Hello,
While parsing the logs, I'm trying to extract fields, but at some point, I receive the following message "The extraction failed. If you are extracting multiple fields, try removing one or more fields. Start with extractions that are embedded within longer text strings." Even when I try to highlight the fields that it fails to extract, I get the same message.
Could this issue be related to the configuration file "limits.conf"
No, limits.conf has noting to do with the fact that the "graphical" extractor can guess your settings in only relatively basic cases (and can do it well in even rarer ones). If your events are properly formated xml entities, you should rather use KV_MODE=xml in your sourcetype settings.
@PickleRickcould you share some documentation on this ? Or is it enough to add this in the sourcetypes configuration in the inputs configuration file, if I'm not mistaken ?
No. Inputs is one thing. Props for sourcetype is another. Where to put it depends on your installation architecture. I strongly suspect you have an all-in-one installation so unless you're using a HF to ingest this data it should be enough to add a KV_MODE parameter with a value of xml to your sourcetype definition.
@PickleRickno, the installation architecture is a distributed, non-clustered deployment, and I do not use a HF.
Then KV_MODE must be defined on the search-head.
We need more information.
How exactly are you trying to extract the fields? Have you tried any other ways to extract them?
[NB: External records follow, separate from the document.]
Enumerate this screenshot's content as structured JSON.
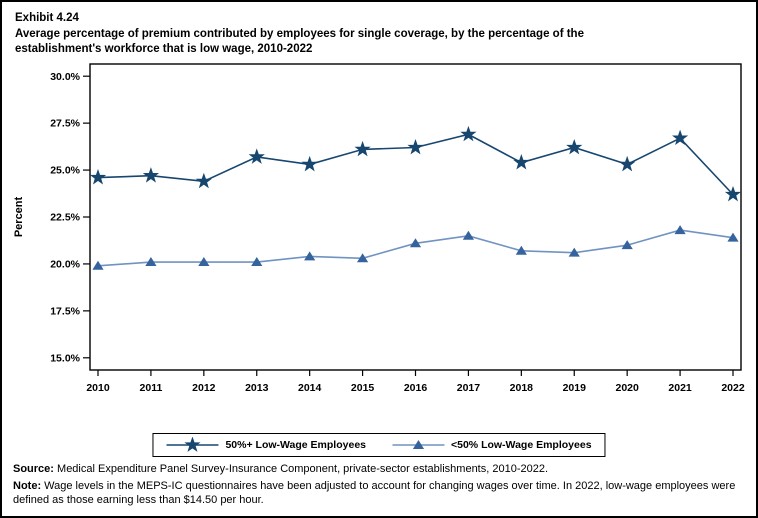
{
  "page": {
    "exhibit_label": "Exhibit 4.24",
    "title_line1": "Average percentage of premium contributed by employees for single coverage, by the percentage of the",
    "title_line2": "establishment's workforce that is low wage, 2010-2022"
  },
  "chart_data": {
    "type": "line",
    "x": [
      2010,
      2011,
      2012,
      2013,
      2014,
      2015,
      2016,
      2017,
      2018,
      2019,
      2020,
      2021,
      2022
    ],
    "series": [
      {
        "name": "50%+ Low-Wage Employees",
        "marker": "star",
        "marker_color": "#17466F",
        "line_color": "#17466F",
        "values": [
          24.6,
          24.7,
          24.4,
          25.7,
          25.3,
          26.1,
          26.2,
          26.9,
          25.4,
          26.2,
          25.3,
          26.7,
          23.7
        ]
      },
      {
        "name": "<50% Low-Wage Employees",
        "marker": "triangle",
        "marker_color": "#35639D",
        "line_color": "#7193C1",
        "values": [
          19.9,
          20.1,
          20.1,
          20.1,
          20.4,
          20.3,
          21.1,
          21.5,
          20.7,
          20.6,
          21.0,
          21.8,
          21.4
        ]
      }
    ],
    "ylabel": "Percent",
    "yticks": [
      30.0,
      27.5,
      25.0,
      22.5,
      20.0,
      17.5,
      15.0
    ],
    "ytick_suffix": "%",
    "ylim": [
      14.35,
      30.65
    ],
    "grid": false,
    "legend_position": "bottom-center",
    "frame_color": "#000000"
  },
  "footer": {
    "source_label": "Source:",
    "source_text": " Medical Expenditure Panel Survey-Insurance Component, private-sector establishments, 2010-2022.",
    "note_label": "Note:",
    "note_text": " Wage levels in the MEPS-IC questionnaires have been adjusted to account for changing wages over time.  In 2022, low-wage employees were defined as those earning less than $14.50 per hour."
  }
}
Please share a sanitized example event and indicate which fields you wish to extract.
Hello @richgalloway
Here is an example (not complete), but for instance, when I try to extract the event ID, the user 'bob', and the time, I cannot do it for everything. Moreover, it doesn't extract from all events, so I try to do it manually, and it shows me another error.
{
<Event xmlns='http://schemas.microsoft.com/win/2004/08/events/event'><System><Provider Name='Service Control Manager' Guid='{555908d1-a6d7-4695-8e1e-26931d2012f4}' EventSourceName='Service Control Manager'/><EventID Qualifiers='16384'>7036</EventID><Version>0</Version><Level>4</Level><Task>0</Task><Opcode>0</Opcode><Keywords>0x8080000000000000</Keywords><TimeCreated SystemTime='2014-04-24T18:38:37.868683300Z'/><EventRecordID>412598</EventRecordID><Correlation/><Execution ProcessID='192' ThreadID='210980'/><Channel>System</Channel> <Computer>TEST</Computer><Security/></System><EventData><Data Name='SubjectUserSid'>S18</Data><Data Name='SubjectUserName'>BOB</Data><Data Name='SubjectDomainName'>GOZ</Data><Data Name='SubjectLogonId'>x0</Data><Data Name='TargetUserSid'>s20</Data><Data Name='TargetUserName'>BOBT</Data><Data Name='TargetDomainName'>TESTTGT</Data><Data Name='TargetLogonId'>x0</Data><Data Name='LogonType'>x</Data><Data
}
We still don't know *how* you are trying to extract fields. The erex command and the extraction wizard struggle with complex events so consider using one of the commands suggested by @yuanliu .
If you only need a few fields, you may have some luck using the rex command to extract them.
@richgalloway I am trying to extract them using RegEx. I select the event, choose Action, the Extract Fields, and select the method of extraction by regular expression.
This is structured data in XML. Splunk's extraction tool is either regex or delimiter based and will not be robust. I recommend that you forget about extraction, just run spath or xmlkv at search time.
@yuanliu Yes, I had to convert them to XML, so that I could extract the fields I needed. The logs are in French, and I was having issues parsing them
This is confusing. Could you explain "convert them?" Do you mean the raw events are not in XML? In that case, could you share raw events? Also, French should not stop Splunk as long as it is encoded in UTF-8 or another compatible scheme.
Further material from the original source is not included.